This diagram shows a typical meter head. We encourage everyone to locate their meter and check for leaks at least once a month. If you have trouble locating your meter or have any questions please call the District office.
(A) This triangle (a star on other meters) is called a leak detector. The smallest flow through the meter will cause this to turn. If all water is shut off in the house and the triangle is turning, this indicates a leak. To check for leaks, if your meter does not have a leak detector, note the reading of the meter when you leave at a time no one will be home. When you return re-read the meter. The number should be the same.
(B) These are tenths of a cubic foot.
(C) Sweep hand: One revolution equals one cubic foot of water used.
(D) These numbers are read from right to left. The first number to the right is one cubic foot, the second number is ten cubic feet. The next three are one hundred, one thousand, and ten thousand cubic feet. These three are the numbers that are printed on your bill. 100 cu/ft = 748 gallons.
Most leaks occur in the toilets. Toilet tank leaks typically result from worn parts or misalignment of some part of the flushing mechanism. Toilets usually leak at the bottom of the tank around the flapper plug or at the top of the tank at the overflow tube. To test the flapper plug, carefully remove the lid from the toilet tank and mark the water level in each toilet tank with a pencil. Shut off the water supply to the toilet. If the water remains on the mark you made for at least 10 minutes, the flapper plug is not leaking. If the water level drops below the mark you made, the flapper plug is leaking and should be replaced. If the water level in the toilet tank is at the top of the overflow tube, the water may run continuously. The float that controls the water level in the tank should be adjusted so that the water level in the tank is at least 1 inch below the top of the tube. The second most common leak is between the meter and the house. If you have galvanized steel or PVC plumbing it is usually best to replace this line. Most repairs can be done by an experienced "do-it-yourselfer." If you are not sure you can handle the job, call a plumber. It is important to stop leaks.
Your help in keeping a clear path to and around the water meter will help us control our costs and make for a safer working environment for the people reading and maintaining the water service. The Board of Commissioners has passed a resolution and failure to provide direct access will now result in the following. That a charge of $300.00 will be added to all accounts that do not provide direct access to the meter from the right of way when needed. This charge will also apply to any items that are preventing access to the meter, which includes but is not limited to vehicles and debris. If inaccessibility is during BI-monthly meter reading, water usage shall be estimated according to average historical usage for that billing period.

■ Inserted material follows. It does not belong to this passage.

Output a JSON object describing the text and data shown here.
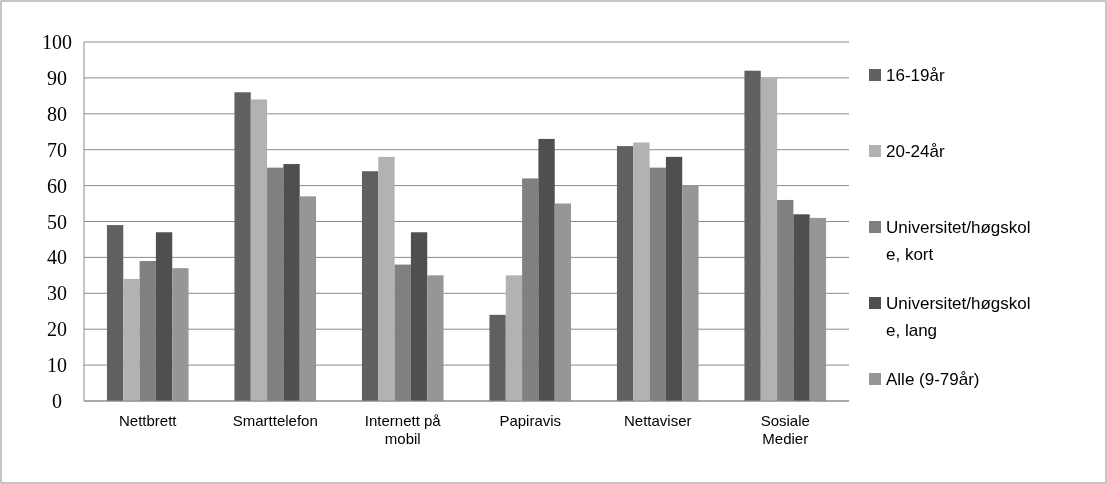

During the rainy and cloudy months reading meters becomes very difficult. Trees and bushes that hang over the meter block access and limit visibility. Plants located near the meter sometimes cover the meter and make for unsafe conditions. Some of these plants are of great value to the owner and their placement should be reconsidered in case access or trimming is needed. Dense hedges need to have pass through access from the right of way, no longer will the District enter on or around private property.
This policy is also beneficial to the customer, as better access allows quicker shutoff during an emergency situation.
For your information rather than wrestle with pliers or a wrench, plumbing and hardware stores sell T-handle shutoff wrenches for around $10.00.